I'm trying to leave her alone but offering treats, and talking to her when I go in the same room but she's not having any of it. I'm hoping she'll come around to us in time but it's been two weeks and there's been little progress (aside from the one bit of stroking that was a week ago). When we adopted her, the foster carer said it would take a couple of days for her to warm up to us but that's clearly not the case! I'm a bit worried that as a family of four (noisy toddler and baby) that we're a bad fit for her as a family.
Does anyone have any tips on how to help a very timid girl? Or is it just time (as I suspect/hope)
Don't worry, it can take a long time for timid cats to come out. We've had 2, and they both took longer to come out ! She will come to you when she's ready. One thing we found very successful, was to give them a taped up cardboard box with a little door way cut in the side. That way they could still hide, but also watch and get used to us being there. You'll need to position it away from the main thoroughfare, and the opening small enough that the toddler can't get in. One of our 'little boys' stayed in his box for 6 months.
Will she let you stroke her gently when she's eating? We also found this was a helpful to get a timid cat used to being touched.
I had a rescue cat who acted similarly, only coming out at night, hiding up the chimney etc. I am sure that lots of cats just settle down, but... mine ran off the first time we let him out. I do wonder sometimes if I should have taken him back to be adopted by someone without young children. I am not saying this will happen to your cat but obviously don't let her out til she really is really comfortable with you. Have you spoken to the foster person about it?
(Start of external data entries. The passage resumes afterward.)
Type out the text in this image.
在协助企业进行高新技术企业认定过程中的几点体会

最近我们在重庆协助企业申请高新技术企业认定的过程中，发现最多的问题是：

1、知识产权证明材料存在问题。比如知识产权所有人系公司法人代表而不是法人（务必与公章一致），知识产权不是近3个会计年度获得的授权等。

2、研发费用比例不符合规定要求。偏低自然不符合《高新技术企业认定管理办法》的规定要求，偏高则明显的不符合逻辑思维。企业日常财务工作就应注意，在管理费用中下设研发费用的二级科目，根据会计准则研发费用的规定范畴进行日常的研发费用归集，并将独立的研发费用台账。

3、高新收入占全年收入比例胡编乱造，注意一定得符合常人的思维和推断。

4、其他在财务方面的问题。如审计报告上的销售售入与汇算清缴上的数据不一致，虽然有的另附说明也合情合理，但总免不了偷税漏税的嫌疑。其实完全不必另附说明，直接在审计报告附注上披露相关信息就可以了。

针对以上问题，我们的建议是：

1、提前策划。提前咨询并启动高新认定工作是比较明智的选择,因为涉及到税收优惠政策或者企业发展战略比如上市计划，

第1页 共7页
As for tips, we found feliway (?) helped, the one you plug in and also putting the radio on! And dreamies/salmon/tuna! I also spent as much time as I could in the evening sitting in the room with him. Unfortunately if she won't let you near her then you can't stroke her which would obviously help! as I know it is stressful!
Mine were dreadfully timid when I got them, especially Boycat. Feliway helped, also Zylkene may work with yours (does with mine, doesn't with all i gather). Literally took me a couple of months before I could even touch Girlcat, and almost a year for Boycat. Now Boycat jumps on my bed in the morning & won't let me get up until he's had his belly rubs [love]
Just give her all the time she wants, and as Kittytom says don't let her out until she's friendly!
Wanted to update you all as there's been such change this last week. The night after I posted she finally came or of her hiding hole and I bombarded her with dreamies and she let me stroke her! Since then she's been getting bolder - she slept on our bed last night and has been waking me up nudging me with her head wanting to play. Yesterday when I was working from home she settled herself in front of the computer on top of all my papers which was helpful... She's still nervous around the children and DH but she's not bolting from them all the time and has gone to each of them for a stroke. So I know we'll get there! Thank you all so much for the reassurance and advice.